By Government Press Office | BELIZE
BELMOPAN, Belize – UNHCR, the UN Refugee Agency, donated medical and personal protective equipment to the Independence Poly Clinic, San Juan Health Post, the Bella Vista Poly Clinic and Community Health Workers in the Independence sub-region.
These donations are part of the continued efforts to support the government in preventing the spread of COVID-19 in Belize. With the donation of PPEs, including 2,800 KN95 masks, 4,000 surgical masks, 2,450 disposable gowns, 500 face shields, 6,600 pairs of gloves, and equipment such as 3 vital signs monitors, 6 pulse oximeters, 7 and infrared thermometers, UNHCR hopes to enhance access to health services and reduce the risk among frontline health workers.
“These donations will continue to help the fight against the coronavirus pandemic,” said Dr Rayford Rancharan, Medical Chief of Staff at Independence Poly Clinic, “They help us do our jobs and keep our staff safe. With limited supplies, there is less that can be done but with these donations, we can keep providing the best services to the 22 communities we serve.”

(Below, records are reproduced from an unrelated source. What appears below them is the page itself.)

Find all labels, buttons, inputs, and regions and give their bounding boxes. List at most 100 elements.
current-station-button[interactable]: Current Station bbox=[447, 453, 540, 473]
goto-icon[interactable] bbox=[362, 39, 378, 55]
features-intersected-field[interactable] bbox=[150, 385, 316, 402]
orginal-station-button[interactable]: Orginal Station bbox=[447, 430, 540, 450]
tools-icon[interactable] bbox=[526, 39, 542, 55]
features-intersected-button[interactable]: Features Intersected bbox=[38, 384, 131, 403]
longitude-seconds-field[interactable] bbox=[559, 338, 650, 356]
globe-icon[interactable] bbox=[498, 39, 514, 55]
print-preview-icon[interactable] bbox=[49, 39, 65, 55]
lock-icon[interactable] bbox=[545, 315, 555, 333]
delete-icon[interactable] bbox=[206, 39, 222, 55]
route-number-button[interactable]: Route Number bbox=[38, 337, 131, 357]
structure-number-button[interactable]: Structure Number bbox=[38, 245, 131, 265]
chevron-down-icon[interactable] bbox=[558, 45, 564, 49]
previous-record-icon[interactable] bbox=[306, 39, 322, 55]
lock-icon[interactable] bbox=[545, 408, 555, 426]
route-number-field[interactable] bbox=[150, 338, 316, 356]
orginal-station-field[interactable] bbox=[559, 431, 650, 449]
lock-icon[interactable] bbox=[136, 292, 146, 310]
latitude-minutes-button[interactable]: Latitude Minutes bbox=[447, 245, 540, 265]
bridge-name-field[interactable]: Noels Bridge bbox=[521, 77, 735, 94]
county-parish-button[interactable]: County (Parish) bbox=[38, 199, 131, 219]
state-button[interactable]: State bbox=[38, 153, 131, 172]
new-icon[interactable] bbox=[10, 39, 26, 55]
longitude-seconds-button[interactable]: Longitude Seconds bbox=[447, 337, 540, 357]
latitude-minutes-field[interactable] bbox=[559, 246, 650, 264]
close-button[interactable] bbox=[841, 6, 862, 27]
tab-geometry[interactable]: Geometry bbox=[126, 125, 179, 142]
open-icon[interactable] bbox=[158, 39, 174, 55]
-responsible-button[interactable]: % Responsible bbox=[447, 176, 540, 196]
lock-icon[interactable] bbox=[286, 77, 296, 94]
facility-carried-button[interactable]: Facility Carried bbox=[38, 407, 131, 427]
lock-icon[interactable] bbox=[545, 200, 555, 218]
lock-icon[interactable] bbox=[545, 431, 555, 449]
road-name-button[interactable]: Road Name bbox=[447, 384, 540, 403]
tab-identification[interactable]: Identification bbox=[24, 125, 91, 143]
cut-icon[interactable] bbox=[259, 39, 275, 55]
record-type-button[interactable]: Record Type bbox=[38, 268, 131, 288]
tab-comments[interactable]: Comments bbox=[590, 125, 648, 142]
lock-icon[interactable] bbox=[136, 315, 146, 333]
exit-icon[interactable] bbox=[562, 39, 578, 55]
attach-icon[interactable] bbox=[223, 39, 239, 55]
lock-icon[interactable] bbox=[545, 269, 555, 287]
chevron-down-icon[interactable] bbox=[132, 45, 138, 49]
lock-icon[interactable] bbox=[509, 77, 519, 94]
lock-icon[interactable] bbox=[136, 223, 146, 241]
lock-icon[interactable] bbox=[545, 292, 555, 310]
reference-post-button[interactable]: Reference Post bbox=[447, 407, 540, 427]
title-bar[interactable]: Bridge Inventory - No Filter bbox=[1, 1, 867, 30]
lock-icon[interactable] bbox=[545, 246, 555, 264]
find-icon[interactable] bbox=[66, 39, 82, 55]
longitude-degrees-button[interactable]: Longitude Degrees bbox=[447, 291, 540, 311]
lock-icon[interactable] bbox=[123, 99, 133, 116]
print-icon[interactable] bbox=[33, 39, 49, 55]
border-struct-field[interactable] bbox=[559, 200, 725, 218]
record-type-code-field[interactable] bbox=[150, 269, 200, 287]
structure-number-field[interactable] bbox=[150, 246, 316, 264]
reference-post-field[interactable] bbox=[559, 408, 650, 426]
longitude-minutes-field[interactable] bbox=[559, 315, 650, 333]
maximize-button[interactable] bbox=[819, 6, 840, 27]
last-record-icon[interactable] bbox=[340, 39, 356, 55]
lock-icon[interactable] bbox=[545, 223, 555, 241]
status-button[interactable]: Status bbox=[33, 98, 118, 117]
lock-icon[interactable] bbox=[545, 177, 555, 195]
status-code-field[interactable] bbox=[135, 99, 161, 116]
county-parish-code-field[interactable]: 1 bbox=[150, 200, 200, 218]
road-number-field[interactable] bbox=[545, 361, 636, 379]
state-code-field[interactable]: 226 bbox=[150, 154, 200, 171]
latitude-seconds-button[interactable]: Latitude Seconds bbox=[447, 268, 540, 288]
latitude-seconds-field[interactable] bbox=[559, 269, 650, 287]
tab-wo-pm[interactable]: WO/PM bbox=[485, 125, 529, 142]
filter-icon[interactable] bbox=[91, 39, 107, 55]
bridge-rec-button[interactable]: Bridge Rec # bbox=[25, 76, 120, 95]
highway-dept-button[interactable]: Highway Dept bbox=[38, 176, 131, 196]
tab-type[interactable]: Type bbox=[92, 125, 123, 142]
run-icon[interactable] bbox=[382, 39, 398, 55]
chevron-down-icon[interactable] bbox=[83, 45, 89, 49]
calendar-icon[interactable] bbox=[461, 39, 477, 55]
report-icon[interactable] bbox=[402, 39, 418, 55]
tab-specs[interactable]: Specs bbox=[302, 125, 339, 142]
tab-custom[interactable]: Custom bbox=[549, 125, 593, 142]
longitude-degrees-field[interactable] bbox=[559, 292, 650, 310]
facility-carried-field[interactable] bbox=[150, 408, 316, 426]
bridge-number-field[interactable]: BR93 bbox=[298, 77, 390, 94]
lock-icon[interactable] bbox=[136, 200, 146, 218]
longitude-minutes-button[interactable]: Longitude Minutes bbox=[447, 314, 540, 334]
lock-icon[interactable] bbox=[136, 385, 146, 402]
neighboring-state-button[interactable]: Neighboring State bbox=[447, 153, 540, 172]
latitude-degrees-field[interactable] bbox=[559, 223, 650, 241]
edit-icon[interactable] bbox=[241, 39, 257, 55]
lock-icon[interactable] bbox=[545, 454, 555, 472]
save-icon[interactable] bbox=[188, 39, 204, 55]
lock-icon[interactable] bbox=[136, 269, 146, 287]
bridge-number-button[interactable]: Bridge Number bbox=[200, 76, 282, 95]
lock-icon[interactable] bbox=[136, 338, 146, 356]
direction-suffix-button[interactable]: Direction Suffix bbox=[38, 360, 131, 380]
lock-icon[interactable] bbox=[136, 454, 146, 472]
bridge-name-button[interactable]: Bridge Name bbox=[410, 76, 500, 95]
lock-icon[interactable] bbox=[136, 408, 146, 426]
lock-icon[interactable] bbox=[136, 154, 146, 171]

UNHCR also assisted the Bella Vista Poly Clinic with a lap-top for health information campaigns and the building of a waiting area, with the assistance of partner, HUMANA People to People.
“This new waiting area comes as a great asset to our Poly Clinic because it serves as protection and prevention for our patients,” said Dr Gino Orellana, Medical Officer-in-Charge at Bella Vista Poly Clinic: “I would like to extend my gratitude to UNHCR and HUMANA People to People for the work that they’ve done with health education and prevention across the community.”
Independence and Bella Vista Poly Clinic and San Juan Health Post cater for the needs of over 25,000, including people forced to flee violence and persecution in other Central American countries and have sought protection in Belize.
“A global response is needed to combat COVID-19,” said UNHCR’s Associate Field Officer, Joseph Hendrikx: “These donations serve to promote the inclusion of everyone in medical care and treatment, especially the most vulnerable.”
Belize is home to over 5,000 refugees and asylum seekers who have come to Belize seeking safe haven and protection, mostly from nearby El Salvador, Honduras, Guatemala, and Nicaragua. These healthcare facilities provide medical services to over 20 percent of refugees and asylum seekers living in Belize.